Alors, oui, il y a des créations d’emploi actuellement : environ 30.000 emplois en 2016 (temps plein, temps partiel, définitif ou temporaire). Mais la plus grande partie de cette augmentation est due à la conjoncture économique. Seulement 13.000 emplois sont dus à la politique du gouvernement ce qui est bien trop faible par rapport aux sommes énormes reçues par les entreprises dans le cadre de cette politique.

Les subsides salariaux ont été multipliés par 10 sur les 20 dernières années : si un salaire était subsidié à hauteur de 0,4% en 1996, maintenant c’est 4% de ce salaire qui est subsidié par les pouvoirs publics.
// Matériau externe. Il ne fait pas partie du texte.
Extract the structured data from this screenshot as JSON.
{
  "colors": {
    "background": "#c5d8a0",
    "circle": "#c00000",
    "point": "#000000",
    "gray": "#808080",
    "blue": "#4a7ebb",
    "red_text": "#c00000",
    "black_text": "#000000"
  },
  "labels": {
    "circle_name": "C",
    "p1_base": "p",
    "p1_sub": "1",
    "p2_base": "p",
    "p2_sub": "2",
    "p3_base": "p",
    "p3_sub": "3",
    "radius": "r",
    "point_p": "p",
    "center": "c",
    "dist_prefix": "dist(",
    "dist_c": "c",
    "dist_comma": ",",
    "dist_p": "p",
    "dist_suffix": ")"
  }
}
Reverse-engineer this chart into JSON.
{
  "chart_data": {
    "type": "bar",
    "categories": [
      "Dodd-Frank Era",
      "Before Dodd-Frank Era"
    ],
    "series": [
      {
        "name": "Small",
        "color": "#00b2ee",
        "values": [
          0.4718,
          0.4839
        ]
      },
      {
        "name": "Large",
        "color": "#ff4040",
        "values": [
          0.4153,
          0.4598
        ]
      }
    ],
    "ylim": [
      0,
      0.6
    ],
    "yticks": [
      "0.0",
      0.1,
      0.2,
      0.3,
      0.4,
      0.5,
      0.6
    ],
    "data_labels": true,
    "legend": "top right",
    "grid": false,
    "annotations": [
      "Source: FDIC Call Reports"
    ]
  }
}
Les entreprises recevaient déjà près de 11 milliards de subventions salariales par an. Le gouvernement y ajoute en 2016 un saut d’index de 2,5 milliards et d’autres mesures pour 1,4 milliards. Et ici, on ne tient pas compte d’autres mesures de soutien, comme les rulings ou les intérêts notionnels ! Donc le gouvernement Michel a donné 3,9 milliards de plus aux employeurs qui créent 13.000 jobs avec cet argent : cela fait donc 250.000 euros par emploi créé. L’addition est plutôt salée !

La CNE exige donc que les entreprises remplissent leur contrat : créer 3% d’emploi en plus du « business as usual », et en l’échange des milliards reçus et financés par les travailleurs mais donné en cadeau par le gouvernement Michel. 3% d’emploi c’est 93.000 emplois. Et 93.000 emplois en plus des emplois déjà prévisibles vu le contexte économique. Donc en plus des 30.000 déjà prévus ! Et nous souhaitons que dans 2 ans, l’opération soit répétée (donc au total 186 000 emplois). Cela sera bon pour la population, mais aussi pour l’économie.